TPIY : Slobodan Milosevic à nouveau maître de sa défense

1 novembre 2004

Slobodan Milosevic pourra reprendre la direction de sa défense tant que la santé de l'ex-dirigeant serbe le lui permettra, a décidé aujourd'hui la Chambre d'appel du Tribunal de l'ONU pour l'ex-Yougoslavie, qui a toutefois maintenu l'attribution d'un avocat d'office qui restera dans l'ombre.

La Chambre d'appel du Tribunal pénal international pour l'ex-Yougoslavie ( TPIY ) a rendu aujourd'hui sa décision sur l'appel de Slobodan Milosevic de la décision qui lui imposait un avocat d'office, indique un communiqué du Tribunal.

Maintenant l'imposition d'un avocat de la défense, mais revenant sur les« modalités » de son intervention, la Chambre d'appel indique que, si un avocat reste formellement attribué à M. Milosevic, la Chambre de jugement devra « mettre en place un régime qui en minimise l'impact sauf lorsqu'il y va de l'intérêt de la justice ».

En d'autres termes, Slobodan Milosevic est présumé pouvoir prendre la direction de sa défense, « lorsqu'il est physiquement capable de le faire ».

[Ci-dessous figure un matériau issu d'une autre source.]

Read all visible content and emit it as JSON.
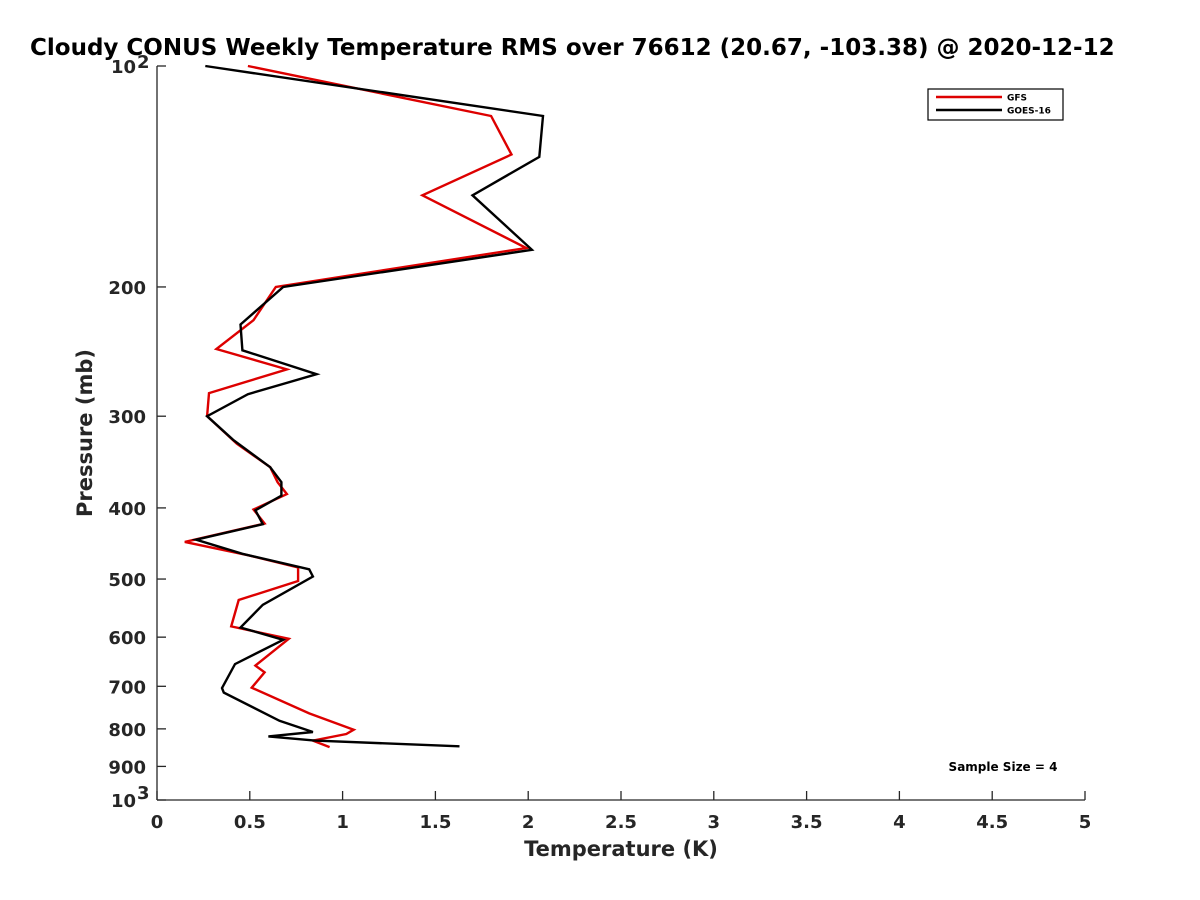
{
  "chart_data": {
    "type": "line",
    "title": "Cloudy CONUS Weekly Temperature RMS over 76612 (20.67, -103.38) @ 2020-12-12",
    "xlabel": "Temperature (K)",
    "ylabel": "Pressure (mb)",
    "xlim": [
      0,
      5
    ],
    "ylim": [
      100,
      1000
    ],
    "yscale": "log",
    "y_reversed": true,
    "grid": false,
    "x_ticks": [
      {
        "value": 0,
        "label": "0"
      },
      {
        "value": 0.5,
        "label": "0.5"
      },
      {
        "value": 1,
        "label": "1"
      },
      {
        "value": 1.5,
        "label": "1.5"
      },
      {
        "value": 2,
        "label": "2"
      },
      {
        "value": 2.5,
        "label": "2.5"
      },
      {
        "value": 3,
        "label": "3"
      },
      {
        "value": 3.5,
        "label": "3.5"
      },
      {
        "value": 4,
        "label": "4"
      },
      {
        "value": 4.5,
        "label": "4.5"
      },
      {
        "value": 5,
        "label": "5"
      }
    ],
    "y_ticks": [
      {
        "value": 100,
        "label": "10",
        "sup": "2"
      },
      {
        "value": 200,
        "label": "200"
      },
      {
        "value": 300,
        "label": "300"
      },
      {
        "value": 400,
        "label": "400"
      },
      {
        "value": 500,
        "label": "500"
      },
      {
        "value": 600,
        "label": "600"
      },
      {
        "value": 700,
        "label": "700"
      },
      {
        "value": 800,
        "label": "800"
      },
      {
        "value": 900,
        "label": "900"
      },
      {
        "value": 1000,
        "label": "10",
        "sup": "3"
      }
    ],
    "legend": {
      "position": "top-right"
    },
    "annotation": "Sample Size = 4",
    "series": [
      {
        "name": "GFS",
        "color": "#dd0000",
        "points": [
          [
            0.49,
            100
          ],
          [
            1.8,
            117
          ],
          [
            1.91,
            132
          ],
          [
            1.43,
            150
          ],
          [
            1.99,
            177
          ],
          [
            0.64,
            200
          ],
          [
            0.52,
            222
          ],
          [
            0.32,
            243
          ],
          [
            0.7,
            259
          ],
          [
            0.28,
            279
          ],
          [
            0.27,
            300
          ],
          [
            0.43,
            327
          ],
          [
            0.61,
            352
          ],
          [
            0.65,
            369
          ],
          [
            0.7,
            383
          ],
          [
            0.52,
            402
          ],
          [
            0.58,
            420
          ],
          [
            0.15,
            445
          ],
          [
            0.49,
            464
          ],
          [
            0.76,
            482
          ],
          [
            0.76,
            503
          ],
          [
            0.44,
            534
          ],
          [
            0.4,
            580
          ],
          [
            0.71,
            603
          ],
          [
            0.53,
            656
          ],
          [
            0.58,
            670
          ],
          [
            0.51,
            703
          ],
          [
            0.82,
            762
          ],
          [
            1.06,
            802
          ],
          [
            1.02,
            813
          ],
          [
            0.84,
            830
          ],
          [
            0.93,
            847
          ]
        ]
      },
      {
        "name": "GOES-16",
        "color": "#000000",
        "points": [
          [
            0.26,
            100
          ],
          [
            2.08,
            117
          ],
          [
            2.06,
            133
          ],
          [
            1.7,
            150
          ],
          [
            2.02,
            178
          ],
          [
            0.68,
            200
          ],
          [
            0.45,
            225
          ],
          [
            0.46,
            244
          ],
          [
            0.86,
            263
          ],
          [
            0.49,
            280
          ],
          [
            0.27,
            300
          ],
          [
            0.41,
            323
          ],
          [
            0.61,
            352
          ],
          [
            0.67,
            369
          ],
          [
            0.67,
            385
          ],
          [
            0.53,
            403
          ],
          [
            0.57,
            421
          ],
          [
            0.21,
            442
          ],
          [
            0.46,
            462
          ],
          [
            0.82,
            485
          ],
          [
            0.84,
            496
          ],
          [
            0.57,
            542
          ],
          [
            0.45,
            582
          ],
          [
            0.68,
            605
          ],
          [
            0.42,
            653
          ],
          [
            0.35,
            704
          ],
          [
            0.36,
            714
          ],
          [
            0.66,
            780
          ],
          [
            0.84,
            808
          ],
          [
            0.6,
            819
          ],
          [
            0.85,
            830
          ],
          [
            1.63,
            845
          ]
        ]
      }
    ]
  }
}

Il pourra ainsi « choisir les témoins à présenter, les interroger avant que l'avocat commis d'office ne puisse le faire, présenter ses propres arguments au tribunal, présenter ses conclusions finales et, de manière générale, prendre les décisions stratégiques de base dans la présentation de sa défense », indique la décision de la Chambre d'appel.

Cette dernière, composée des Juges Meron, le Président du TPIY, et des juges Pocar, Mumba, Güney et Weinberg de Roca, précise que « cette présomption reste ce qu'elle est, c'est-à-dire une présomption ».

Lorsque la santé de M. Milosevic était particulièrement bonne et lui a permis de présenter une déclaration d'ouverture vigoureuse, il était « abusif » d'entraver sa participation aux débats sur la base de son état de santé, indique le Tribunal qui précise qu'il n'est pas possible, néanmoins, d'anticiper sur son évolution future.

En définitive, la Chambre de jugement, munie de ces instructions, gardera un pouvoir discrétionnaire pour décider du moment où l'état de santé empêchera M. Milosevic d'assurer pleinement sa défense, s'il se détériore de façon « suffisamment grave ».

La décision de la Chambre de jugement d'assigner d'office un avocat à M. Milosevic avait été motivée par la nécessité de lui garantir un procès équitable en raison de la détérioration de son état de santé, due à des problèmes cardiaques (voir notre dépêche du 2 septembre).

Ce dernier avait vigoureusement protesté, ayant toujours insisté pour assurer seul sa défense. Quant aux experts de la Cour sollicités par le Tribunal, ils étaient parvenus à cette conclusion : qui mieux que Slobodan Milosevic connaît aussi bien que lui-même l'affaire qui le concerne?